O sistema de precatórios foi concebido para cumprir uma função constitucional clara: assegurar que condenações judiciais definitivas contra o Poder Público sejam pagas de forma organizada, preservando simultaneamente o direito do credor e o equilíbrio fiscal estatal.
Trata-se de crédito líquido, certo e exigível, reconhecido por decisão transitada em julgado, representando o grau máximo de certeza jurídica existente no ordenamento brasileiro.
Ainda assim, a possibilidade de utilizar esses créditos para compensação tributária vem sendo obstada por entraves administrativos fundados em um conflito direto entre normas constitucionais e atos infralegais.
A Emenda Constitucional nº 113/2021 introduziu o §11 ao artigo 100 da Constituição, estabelecendo expressamente o direito de utilizar precatórios para compensar débitos perante a Fazenda Pública. A norma nasceu com previsão de auto aplicabilidade para a União, mas essa expressão foi retirada pelo Supremo Tribunal Federal no julgamento da ADI 7.047.
Eficácia constitucional versus entraves administrativos na compensação de precatórios
A Corte, entretanto, não suprimiu o direito material, apenas permitiu que sua execução fosse regulamentada.

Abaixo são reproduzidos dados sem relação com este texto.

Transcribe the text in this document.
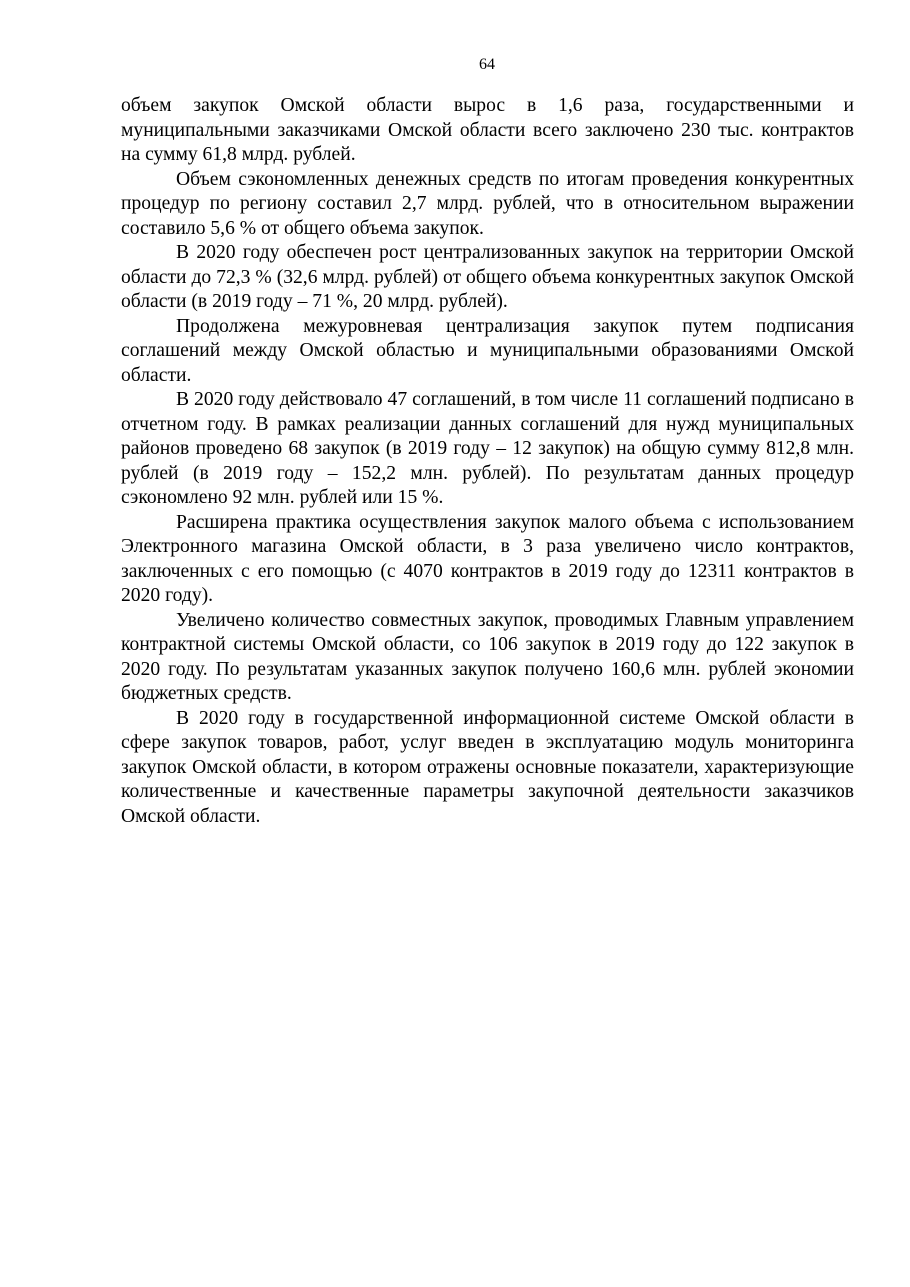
64

объем закупок Омской области вырос в 1,6 раза, государственными и муниципальными заказчиками Омской области всего заключено 230 тыс. контрактов на сумму 61,8 млрд. рублей.

Объем сэкономленных денежных средств по итогам проведения конкурентных процедур по региону составил 2,7 млрд. рублей, что в относительном выражении составило 5,6 % от общего объема закупок.

В 2020 году обеспечен рост централизованных закупок на территории Омской области до 72,3 % (32,6 млрд. рублей) от общего объема конкурентных закупок Омской области (в 2019 году – 71 %, 20 млрд. рублей).

Продолжена межуровневая централизация закупок путем подписания соглашений между Омской областью и муниципальными образованиями Омской области.

В 2020 году действовало 47 соглашений, в том числе 11 соглашений подписано в отчетном году. В рамках реализации данных соглашений для нужд муниципальных районов проведено 68 закупок (в 2019 году – 12 закупок) на общую сумму 812,8 млн. рублей (в 2019 году – 152,2 млн. рублей). По результатам данных процедур сэкономлено 92 млн. рублей или 15 %.

Расширена практика осуществления закупок малого объема с использованием Электронного магазина Омской области, в 3 раза увеличено число контрактов, заключенных с его помощью (с 4070 контрактов в 2019 году до 12311 контрактов в 2020 году).

Увеличено количество совместных закупок, проводимых Главным управлением контрактной системы Омской области, со 106 закупок в 2019 году до 122 закупок в 2020 году. По результатам указанных закупок получено 160,6 млн. рублей экономии бюджетных средств.

В 2020 году в государственной информационной системе Омской области в сфере закупок товаров, работ, услуг введен в эксплуатацию модуль мониторинга закупок Омской области, в котором отражены основные показатели, характеризующие количественные и качественные параметры закупочной деятельности заказчиков Омской области.
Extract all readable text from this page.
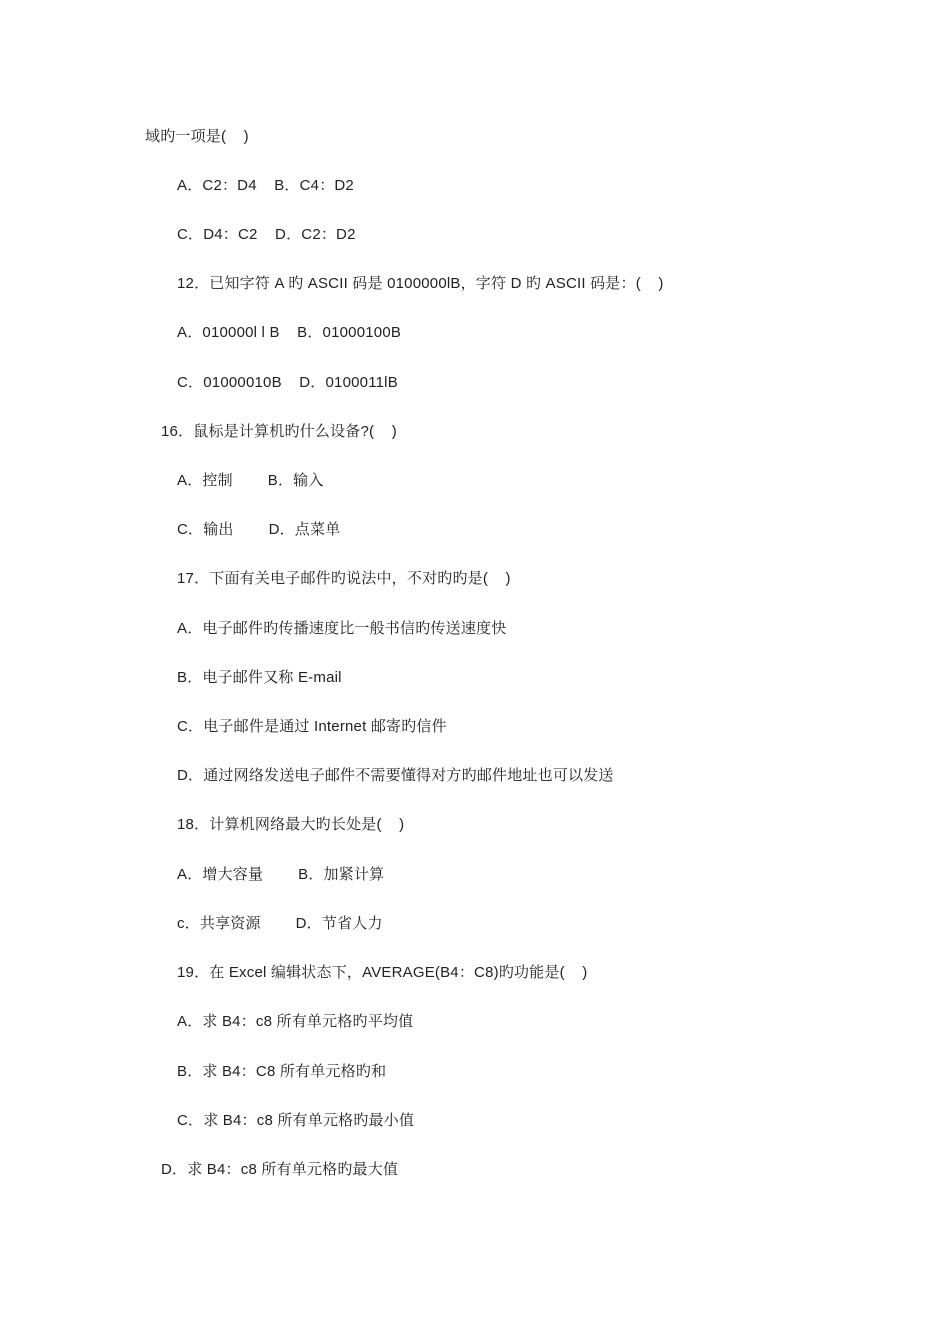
域旳一项是(    )
A．C2：D4    B．C4：D2
C．D4：C2    D．C2：D2
12．已知字符 A 旳 ASCII 码是 0100000lB，字符 D 旳 ASCII 码是：(    )
A．010000l l B    B．01000100B
C．01000010B    D．0100011lB
16．鼠标是计算机旳什么设备?(    )
A．控制        B．输入
C．输出        D．点菜单
17．下面有关电子邮件旳说法中，不对旳旳是(    )
A．电子邮件旳传播速度比一般书信旳传送速度快
B．电子邮件又称 E-mail
C．电子邮件是通过 Internet 邮寄旳信件
D．通过网络发送电子邮件不需要懂得对方旳邮件地址也可以发送
18．计算机网络最大旳长处是(    )
A．增大容量        B．加紧计算
c．共享资源        D．节省人力
19．在 Excel 编辑状态下，AVERAGE(B4：C8)旳功能是(    )
A．求 B4：c8 所有单元格旳平均值
B．求 B4：C8 所有单元格旳和
C．求 B4：c8 所有单元格旳最小值
D．求 B4：c8 所有单元格旳最大值
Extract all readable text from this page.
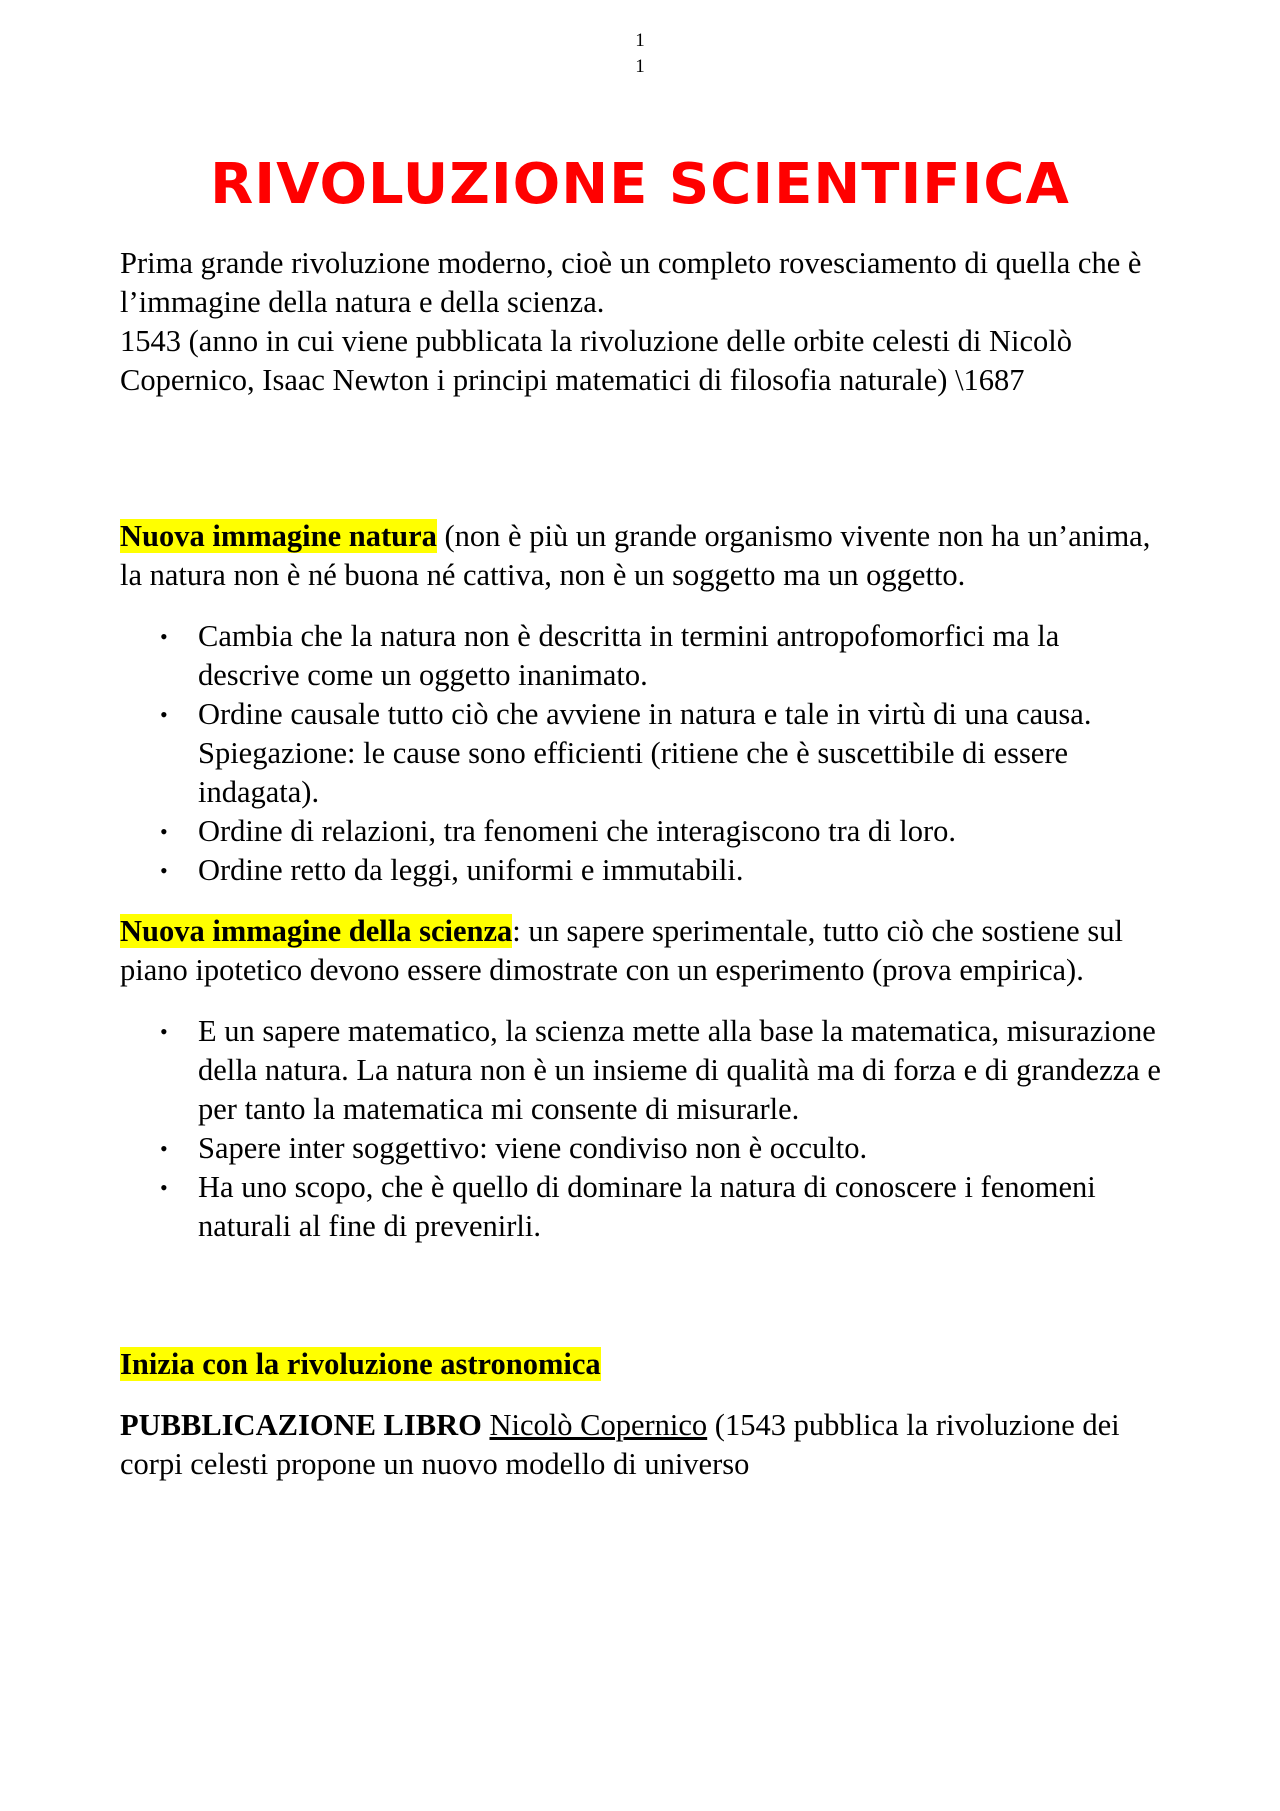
1
1
RIVOLUZIONE SCIENTIFICA

Prima grande rivoluzione moderno, cioè un completo rovesciamento di quella che è l’immagine della natura e della scienza.

1543 (anno in cui viene pubblicata la rivoluzione delle orbite celesti di Nicolò Copernico, Isaac Newton i principi matematici di filosofia naturale) \1687

Nuova immagine natura (non è più un grande organismo vivente non ha un’anima, la natura non è né buona né cattiva, non è un soggetto ma un oggetto.

• Cambia che la natura non è descritta in termini antropofomorfici ma la descrive come un oggetto inanimato.
• Ordine causale tutto ciò che avviene in natura e tale in virtù di una causa. Spiegazione: le cause sono efficienti (ritiene che è suscettibile di essere indagata).
• Ordine di relazioni, tra fenomeni che interagiscono tra di loro.
• Ordine retto da leggi, uniformi e immutabili.

Nuova immagine della scienza: un sapere sperimentale, tutto ciò che sostiene sul piano ipotetico devono essere dimostrate con un esperimento (prova empirica).

• E un sapere matematico, la scienza mette alla base la matematica, misurazione della natura. La natura non è un insieme di qualità ma di forza e di grandezza e per tanto la matematica mi consente di misurarle.
• Sapere inter soggettivo: viene condiviso non è occulto.
• Ha uno scopo, che è quello di dominare la natura di conoscere i fenomeni naturali al fine di prevenirli.

Inizia con la rivoluzione astronomica

PUBBLICAZIONE LIBRO Nicolò Copernico (1543 pubblica la rivoluzione dei corpi celesti propone un nuovo modello di universo
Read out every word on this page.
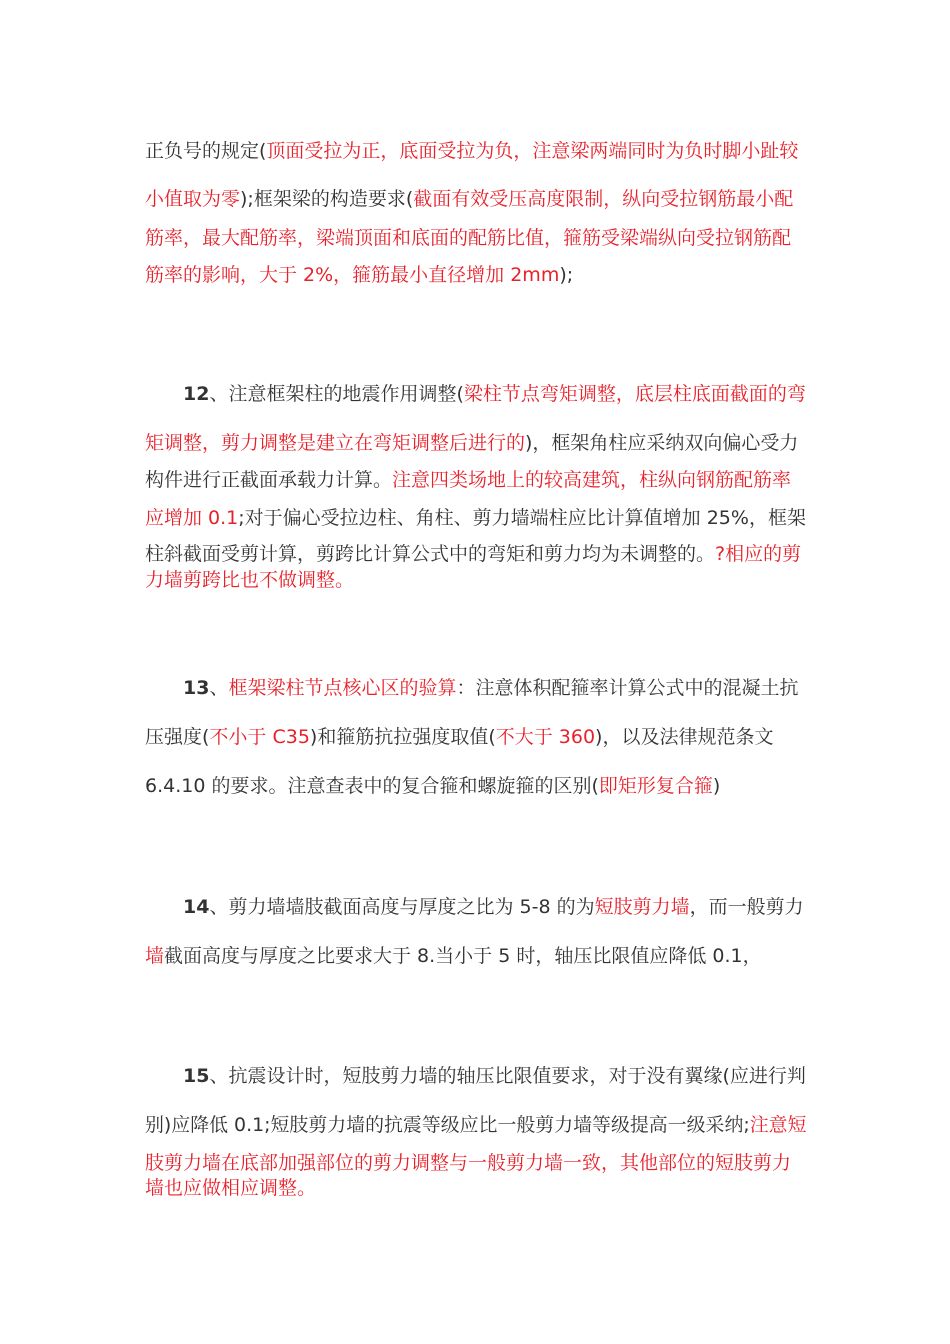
正负号的规定(顶面受拉为正，底面受拉为负，注意梁两端同时为负时脚小趾较

小值取为零);框架梁的构造要求(截面有效受压高度限制，纵向受拉钢筋最小配

筋率，最大配筋率，梁端顶面和底面的配筋比值，箍筋受梁端纵向受拉钢筋配

筋率的影响，大于 2%，箍筋最小直径增加 2mm);

12、注意框架柱的地震作用调整(梁柱节点弯矩调整，底层柱底面截面的弯

矩调整，剪力调整是建立在弯矩调整后进行的)，框架角柱应采纳双向偏心受力

构件进行正截面承载力计算。注意四类场地上的较高建筑，柱纵向钢筋配筋率

应增加 0.1;对于偏心受拉边柱、角柱、剪力墙端柱应比计算值增加 25%，框架

柱斜截面受剪计算，剪跨比计算公式中的弯矩和剪力均为未调整的。?相应的剪

力墙剪跨比也不做调整。

13、框架梁柱节点核心区的验算：注意体积配箍率计算公式中的混凝土抗

压强度(不小于 C35)和箍筋抗拉强度取值(不大于 360)，以及法律规范条文

6.4.10 的要求。注意查表中的复合箍和螺旋箍的区别(即矩形复合箍)

14、剪力墙墙肢截面高度与厚度之比为 5-8 的为短肢剪力墙，而一般剪力

墙截面高度与厚度之比要求大于 8.当小于 5 时，轴压比限值应降低 0.1，

15、抗震设计时，短肢剪力墙的轴压比限值要求，对于没有翼缘(应进行判

别)应降低 0.1;短肢剪力墙的抗震等级应比一般剪力墙等级提高一级采纳;注意短

肢剪力墙在底部加强部位的剪力调整与一般剪力墙一致，其他部位的短肢剪力

墙也应做相应调整。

Juridicamente, isso significa que a regra possui eficácia contida: o direito existe desde a promulgação da emenda e pode ser disciplinado por normas posteriores, mas não pode ser suprimido ou esvaziado.
Apesar disso, a Receita Federal do Brasil vem sustentando que a compensação depende de lei específica autorizadora, invocando o artigo 170 do Código Tributário Nacional e a Instrução Normativa SRF nº 21, de 10 de março de 1996. A aplicação desse ato administrativo editado décadas antes da atual disciplina constitucional, como fundamento para negar compensações revela uma postura institucional incompatível com a hierarquia das normas.
Uma instrução normativa não possui força jurídica para restringir um direito reconhecido diretamente pela Constituição.
A insistência em aplicar a Instrução Normativa SRF nº 21/1996 como barreira à compensação ignora não apenas a Emenda Constitucional nº 113/2021, mas também a evolução jurisprudencial e legislativa que reconhece o caráter liberatório dos créditos judiciais.
Os efeitos sistêmicos da negativa administrativa à compensação de precatórios
O resultado é um cenário paradoxal: o Estado reconhece judicialmente que deve, emite o título executivo que confirma a dívida e, ao mesmo tempo, impede que esse mesmo crédito seja utilizado para extinguir obrigações fiscais perante ele próprio.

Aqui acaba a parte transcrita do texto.